Il se demanda s’il devait feindre d’ignorer la situation, puis il renonça à cette idée. Il n’avait pas grand-chose à feindre.
— Êtes-vous inondationniste ?
— Qu’en pensez-vous ?
— Je pense que vous êtes le Sentier Rigoureux.
— Mesdames et messieurs, applaudissements, s’il vous plaît !
— C’est vous qui menez la danse, maintenant ?
— C’est nous qui sommes au pouvoir.
Le garde tenta de prendre un ton avantageux, mais Sylveste perçut une légère hésitation dans sa voix. Il ne sait pas très bien où ils en sont, se dit Sylveste. Ils n’étaient probablement pas sûrs de l’issue du soulèvement. Même s’il disait la vérité, il se pouvait que le réseau de communications planétaire ait été endommagé, et qu’il n’ait aucun moyen de s’assurer ou de vérifier jusqu’à quel point ils étaient aux commandes. La capitale avait peut-être résisté, ou elle avait très bien pu tomber aux mains de n’importe quelle autre faction. Ces gens devaient se contenter de la conviction, ou du moins de l’espoir, que leurs alliés avaient réussi, eux aussi.
Et il se pouvait qu’ils aient tout à fait raison, bien sûr.
Des doigts lui plaquèrent un masque sur le visage. Les bords coupants lui entraient dans la peau, mais c’était supportable ; un simple désagrément par rapport à la douleur lancinante de ses yeux blessés.
Il devait faire un effort pour respirer à travers le filtre à poussière intégré au-devant du masque. Les deux tiers de l’oxygène qui arrivait à ses poumons venaient maintenant de l’atmosphère de Resurgam, le troisième tiers étant fourni par une bouteille de gaz comprimé fixée sous le nez du masque.
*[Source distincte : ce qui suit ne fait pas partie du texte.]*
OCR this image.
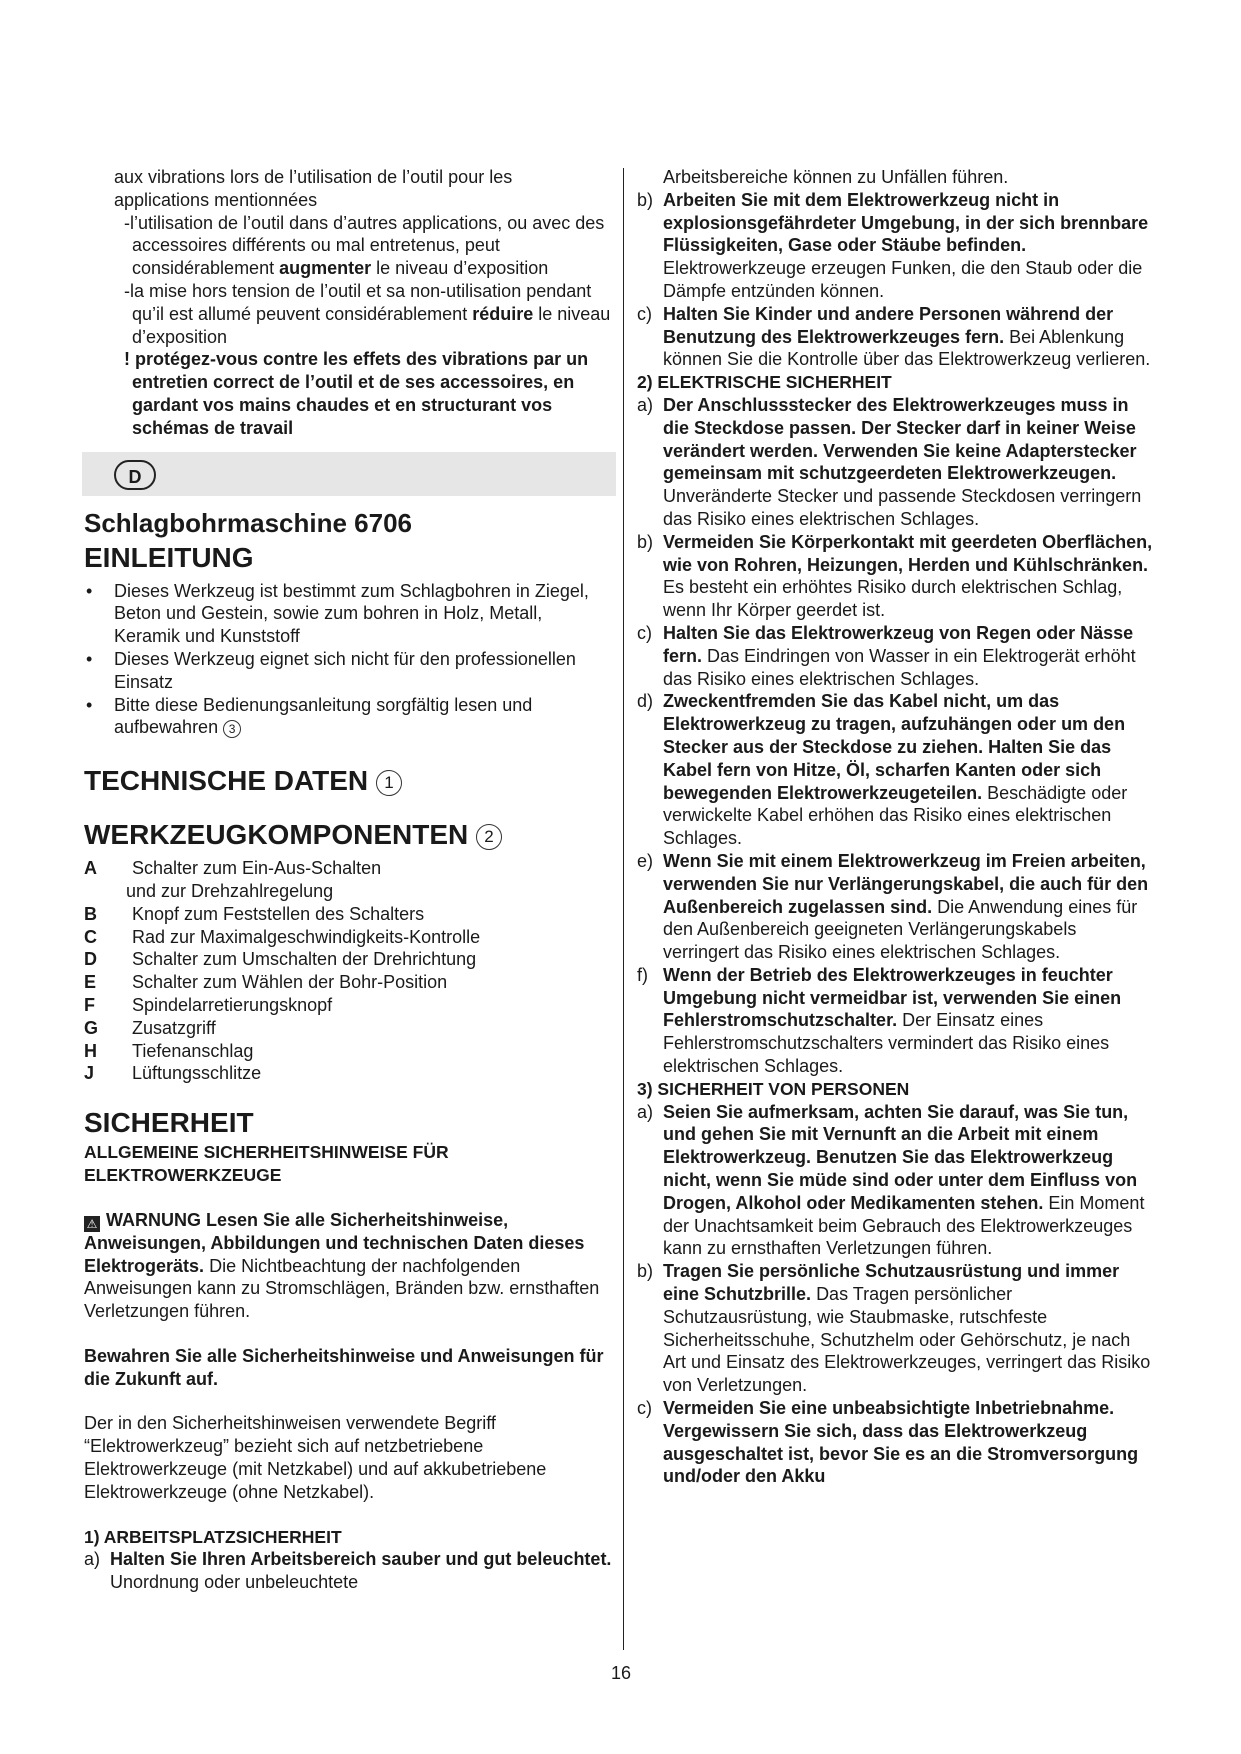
aux vibrations lors de l’utilisation de l’outil pour les applications mentionnées

-l’utilisation de l’outil dans d’autres applications, ou avec des accessoires différents ou mal entretenus, peut considérablement augmenter le niveau d’exposition

-la mise hors tension de l’outil et sa non-utilisation pendant qu’il est allumé peuvent considérablement réduire le niveau d’exposition

! protégez-vous contre les effets des vibrations par un entretien correct de l’outil et de ses accessoires, en gardant vos mains chaudes et en structurant vos schémas de travail

D
Schlagbohrmaschine 6706
EINLEITUNG
• Dieses Werkzeug ist bestimmt zum Schlagbohren in Ziegel, Beton und Gestein, sowie zum bohren in Holz, Metall, Keramik und Kunststoff
• Dieses Werkzeug eignet sich nicht für den professionellen Einsatz
• Bitte diese Bedienungsanleitung sorgfältig lesen und aufbewahren 3
TECHNISCHE DATEN 1
WERKZEUGKOMPONENTEN 2
A	Schalter zum Ein-Aus-Schalten
und zur Drehzahlregelung
B	Knopf zum Feststellen des Schalters
C	Rad zur Maximalgeschwindigkeits-Kontrolle
D	Schalter zum Umschalten der Drehrichtung
E	Schalter zum Wählen der Bohr-Position
F	Spindelarretierungsknopf
G	Zusatzgriff
H	Tiefenanschlag
J	Lüftungsschlitze
SICHERHEIT

ALLGEMEINE SICHERHEITSHINWEISE FÜR ELEKTROWERKZEUGE

⚠ WARNUNG Lesen Sie alle Sicherheitshinweise, Anweisungen, Abbildungen und technischen Daten dieses Elektrogeräts. Die Nichtbeachtung der nachfolgenden Anweisungen kann zu Stromschlägen, Bränden bzw. ernsthaften Verletzungen führen.

Bewahren Sie alle Sicherheitshinweise und Anweisungen für die Zukunft auf.

Der in den Sicherheitshinweisen verwendete Begriff “Elektrowerkzeug” bezieht sich auf netzbetriebene Elektrowerkzeuge (mit Netzkabel) und auf akkubetriebene Elektrowerkzeuge (ohne Netzkabel).

1) ARBEITSPLATZSICHERHEIT

a) Halten Sie Ihren Arbeitsbereich sauber und gut beleuchtet. Unordnung oder unbeleuchtete

Arbeitsbereiche können zu Unfällen führen.

b) Arbeiten Sie mit dem Elektrowerkzeug nicht in explosionsgefährdeter Umgebung, in der sich brennbare Flüssigkeiten, Gase oder Stäube befinden. Elektrowerkzeuge erzeugen Funken, die den Staub oder die Dämpfe entzünden können.
c) Halten Sie Kinder und andere Personen während der Benutzung des Elektrowerkzeuges fern. Bei Ablenkung können Sie die Kontrolle über das Elektrowerkzeug verlieren.

2) ELEKTRISCHE SICHERHEIT

a) Der Anschlussstecker des Elektrowerkzeuges muss in die Steckdose passen. Der Stecker darf in keiner Weise verändert werden. Verwenden Sie keine Adapterstecker gemeinsam mit schutzgeerdeten Elektrowerkzeugen. Unveränderte Stecker und passende Steckdosen verringern das Risiko eines elektrischen Schlages.
b) Vermeiden Sie Körperkontakt mit geerdeten Oberflächen, wie von Rohren, Heizungen, Herden und Kühlschränken. Es besteht ein erhöhtes Risiko durch elektrischen Schlag, wenn Ihr Körper geerdet ist.
c) Halten Sie das Elektrowerkzeug von Regen oder Nässe fern. Das Eindringen von Wasser in ein Elektrogerät erhöht das Risiko eines elektrischen Schlages.
d) Zweckentfremden Sie das Kabel nicht, um das Elektrowerkzeug zu tragen, aufzuhängen oder um den Stecker aus der Steckdose zu ziehen. Halten Sie das Kabel fern von Hitze, Öl, scharfen Kanten oder sich bewegenden Elektrowerkzeugeteilen. Beschädigte oder verwickelte Kabel erhöhen das Risiko eines elektrischen Schlages.
e) Wenn Sie mit einem Elektrowerkzeug im Freien arbeiten, verwenden Sie nur Verlängerungskabel, die auch für den Außenbereich zugelassen sind. Die Anwendung eines für den Außenbereich geeigneten Verlängerungskabels verringert das Risiko eines elektrischen Schlages.
f) Wenn der Betrieb des Elektrowerkzeuges in feuchter Umgebung nicht vermeidbar ist, verwenden Sie einen Fehlerstromschutzschalter. Der Einsatz eines Fehlerstromschutzschalters vermindert das Risiko eines elektrischen Schlages.

3) SICHERHEIT VON PERSONEN

a) Seien Sie aufmerksam, achten Sie darauf, was Sie tun, und gehen Sie mit Vernunft an die Arbeit mit einem Elektrowerkzeug. Benutzen Sie das Elektrowerkzeug nicht, wenn Sie müde sind oder unter dem Einfluss von Drogen, Alkohol oder Medikamenten stehen. Ein Moment der Unachtsamkeit beim Gebrauch des Elektrowerkzeuges kann zu ernsthaften Verletzungen führen.
b) Tragen Sie persönliche Schutzausrüstung und immer eine Schutzbrille. Das Tragen persönlicher Schutzausrüstung, wie Staubmaske, rutschfeste Sicherheitsschuhe, Schutzhelm oder Gehörschutz, je nach Art und Einsatz des Elektrowerkzeuges, verringert das Risiko von Verletzungen.
c) Vermeiden Sie eine unbeabsichtigte Inbetriebnahme. Vergewissern Sie sich, dass das Elektrowerkzeug ausgeschaltet ist, bevor Sie es an die Stromversorgung und/oder den Akku
16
Elle contenait assez de gaz carbonique pour déclencher le réflexe respiratoire de l’organisme.
Il avait à peine senti l’atterrissage de l’appareil. À vrai dire, il comprit qu’ils étaient arrivés lorsque la porte s’ouvrit. Alors le garde détacha ses sangles et le poussa rudement vers le froid et le vent – vers la sortie.
Était-ce le jour ou la nuit, dehors ?
Il n’en avait pas idée ; et aucun moyen de le savoir.
— Où sommes-nous ? demanda-t-il.
Le masque étouffait sa voix, la faisait paraître débile.
— Qu’est-ce que ça change ? lança le garde d’une voix claire, preuve qu’il respirait directement l’air ambiant. Même si la ville était à distance de marche, ce qui n’est pas le cas, vous ne feriez pas trois pas sans vous tuer.
— Je veux parler à ma femme.
Le garde l’empoigna par le bras et le tordit dans son dos avec une telle brutalité que Sylveste eut l’impression qu’il allait lui déboîter l’épaule. Il trébucha, mais le garde le retint.
— Vous lui parlerez quand nous serons prêts. J’vous ai dit qu’elle allait bien, non ? Vous avez pas confiance, ou quoi ?
— Qu’est-ce que vous en pensez ? Je viens de vous voir tuer mon beau-père.
— Vous feriez mieux de baisser la tête.
Une main l’obligea à se pencher, le fit entrer dans un abri. Le vent cessa de lui piquer les oreilles ; soudain, les voix se réverbérèrent sur des murs. Un sas se referma hermétiquement dans son dos, et il n’entendit plus rien. Il n’y voyait rien non plus, mais il sentait que Pascale n’était pas là. Il espéra que ça voulait seulement dire qu’on l’avait emmenée ailleurs, et que ses ravisseurs ne mentaient pas quand ils disaient qu’elle allait bien.
Quelqu’un lui arracha son masque.
On le fit ensuite marcher de force dans des couloirs étroits, sur lesquels il se raclait les épaules et qui puaient comme s’ils servaient de latrines. Son guide l’aida à négocier un escalier branlant, puis ils prirent deux ascenseurs qui descendirent par saccades sur une distance impossible à évaluer. Ils l’emmenèrent dans un espace souterrain à l’odeur métallique, plein de courants d’air, où le moindre bruit éveillait des échos. Ils passèrent devant une conduite d’air qui charriait l’aigre proclamation du vent soufflant de la surface. Par intermittences, il entendait des bribes de paroles. Il avait l’impression de reconnaître les intonations, mais il était incapable de mettre des noms sur les voix.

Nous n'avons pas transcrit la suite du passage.